Ao longo de três dias acontecem procissões e banquetes públicos para comemorar a assunção de Nossa Senhora ao céu. O final do festejo é marcado por um samba, inicialmente apresentado em praça pública e depois, de forma mais privada, na sede da irmandade. “Nesse ritual, o samba simboliza a passagem da morte para a alegria de viver. O samba é a liberdade”, observa Marques, à frente do Laboratório de Etnomusicologia, Antropologia e Audiovisual (Leaa/Recôncavo-UFRB), certificado pelo Conselho Nacional de Desenvolvimento Científico e Tecnológico (CNPq).

Em 2019 o Leaa/Recôncavo-UFRB e a Associação de Sambadores e Sambadeiras do Estado da Bahia (Asseba) mapearam 121 grupos de samba de roda sediados não apenas no Recôncavo, mas também na região metropolitana de Salvador e  no Portal do Sertão, território que abrange uma área de quase 6 mil  quilômetros quadrados e é formado por 17 municípios, entre eles Feira de Santana. A pesquisa aconteceu para revalidar o título concedido ao samba de roda de Patrimônio Cultural e Imaterial do Brasil, outorgado em outubro de 2004, pelo Instituto do Patrimônio Histórico e Artístico Nacional (Iphan). Vale lembrar que em novembro de 2005, a Organização das Nações Unidas para a Educação, a Ciência e a Cultura (Unesco) elencou a manifestação como Obra-Prima do Patrimônio Oral e Imaterial da Humanidade.

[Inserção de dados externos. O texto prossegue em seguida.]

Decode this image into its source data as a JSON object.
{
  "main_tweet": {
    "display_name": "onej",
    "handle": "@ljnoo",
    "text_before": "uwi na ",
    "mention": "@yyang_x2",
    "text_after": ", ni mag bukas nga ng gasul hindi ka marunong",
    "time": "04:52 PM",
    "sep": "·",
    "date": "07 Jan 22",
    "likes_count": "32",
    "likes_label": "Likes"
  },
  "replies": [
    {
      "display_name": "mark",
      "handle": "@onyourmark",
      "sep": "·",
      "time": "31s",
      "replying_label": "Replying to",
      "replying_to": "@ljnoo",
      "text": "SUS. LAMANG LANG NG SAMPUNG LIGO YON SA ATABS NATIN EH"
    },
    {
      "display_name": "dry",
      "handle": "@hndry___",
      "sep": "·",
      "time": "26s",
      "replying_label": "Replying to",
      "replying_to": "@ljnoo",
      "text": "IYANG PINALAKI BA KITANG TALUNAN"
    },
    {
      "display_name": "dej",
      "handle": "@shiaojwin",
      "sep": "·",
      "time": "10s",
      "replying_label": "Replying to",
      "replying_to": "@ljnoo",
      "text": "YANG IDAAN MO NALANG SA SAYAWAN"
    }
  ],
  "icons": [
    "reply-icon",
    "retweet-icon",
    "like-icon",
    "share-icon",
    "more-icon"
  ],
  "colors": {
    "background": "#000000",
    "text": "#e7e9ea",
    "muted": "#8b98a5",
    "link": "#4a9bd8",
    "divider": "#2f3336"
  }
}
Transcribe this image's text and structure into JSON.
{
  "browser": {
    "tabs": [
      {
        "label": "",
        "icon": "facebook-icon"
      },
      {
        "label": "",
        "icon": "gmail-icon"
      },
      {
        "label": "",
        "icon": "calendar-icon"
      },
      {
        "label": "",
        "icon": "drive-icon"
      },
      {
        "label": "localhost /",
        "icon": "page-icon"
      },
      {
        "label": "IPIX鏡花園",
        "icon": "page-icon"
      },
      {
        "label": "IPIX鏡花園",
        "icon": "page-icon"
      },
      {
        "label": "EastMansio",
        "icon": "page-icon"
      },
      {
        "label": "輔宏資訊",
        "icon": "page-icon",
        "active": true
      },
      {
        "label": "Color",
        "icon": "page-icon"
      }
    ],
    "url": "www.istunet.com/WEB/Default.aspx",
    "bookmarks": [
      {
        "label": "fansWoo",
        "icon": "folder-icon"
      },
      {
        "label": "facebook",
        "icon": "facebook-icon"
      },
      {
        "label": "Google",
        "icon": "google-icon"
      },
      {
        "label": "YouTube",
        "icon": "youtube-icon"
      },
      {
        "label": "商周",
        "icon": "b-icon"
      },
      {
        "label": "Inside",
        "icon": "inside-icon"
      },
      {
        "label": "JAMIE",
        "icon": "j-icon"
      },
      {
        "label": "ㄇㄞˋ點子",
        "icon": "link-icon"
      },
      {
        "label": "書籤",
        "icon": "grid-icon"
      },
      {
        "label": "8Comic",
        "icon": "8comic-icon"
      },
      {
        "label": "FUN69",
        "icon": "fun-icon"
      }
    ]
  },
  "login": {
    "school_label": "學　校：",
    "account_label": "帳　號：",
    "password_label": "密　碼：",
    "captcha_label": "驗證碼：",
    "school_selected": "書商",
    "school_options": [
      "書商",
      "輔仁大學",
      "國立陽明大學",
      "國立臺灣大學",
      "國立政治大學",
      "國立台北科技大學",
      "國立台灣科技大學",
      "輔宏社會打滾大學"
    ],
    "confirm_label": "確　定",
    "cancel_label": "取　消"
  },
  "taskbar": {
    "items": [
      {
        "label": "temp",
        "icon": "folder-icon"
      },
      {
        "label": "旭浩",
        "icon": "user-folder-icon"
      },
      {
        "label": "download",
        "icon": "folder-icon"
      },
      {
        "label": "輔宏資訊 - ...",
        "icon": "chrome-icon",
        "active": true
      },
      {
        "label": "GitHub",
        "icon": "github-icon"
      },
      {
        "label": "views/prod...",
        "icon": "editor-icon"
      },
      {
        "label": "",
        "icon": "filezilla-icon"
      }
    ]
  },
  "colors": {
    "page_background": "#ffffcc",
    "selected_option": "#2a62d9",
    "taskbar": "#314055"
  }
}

O trabalho do Leaa/Recôncavo-UFRB e da Asseba, que teve como pesquisadores os próprios sambadores e sambadeiras, gerou um documentário e um livro, lançados em 2021.

Segundo o violeiro, professor de biologia e agente de combate às endemias Alexnaldo dos Santos, presidente da Asseba, as festas domésticas católicas movidas a samba de roda vêm diminuindo no Recôncavo. “Elas ainda acontecem, mas com menos frequência do que no passado. Nos últimos 15 anos, vários mestres e rezadeiras faleceram. Sem contar que muita gente virou evangélica e deixou de celebrar os santos dessa forma”, constata o sambador de 47 anos, que começou a frequentar as rezas na casa de uma tia ainda na infância. Mas há esperança de que o ritual não desapareça. “Em nosso levantamento localizamos 11 grupos de samba formados exclusivamente por crianças e muitas delas participavam das rezas em casas. No meu entender, é um sinal de que essa tradição não vai morrer, pelo menos no Recôncavo”, finaliza.

Livros
IYANAGA, M. Alegria é devoção ‒ Sambas, santos e novenas numa tradição afro-diaspórica da Bahia. Campinas, SP. Editora da Unicamp, 2022.
MARQUES, F. H. (org.). Samba de roda, patrimônio da humanidade ‒ 15 anos de salvaguarda e conquistas. Santo Amaro da Purificação, BA: Asseba, 2021.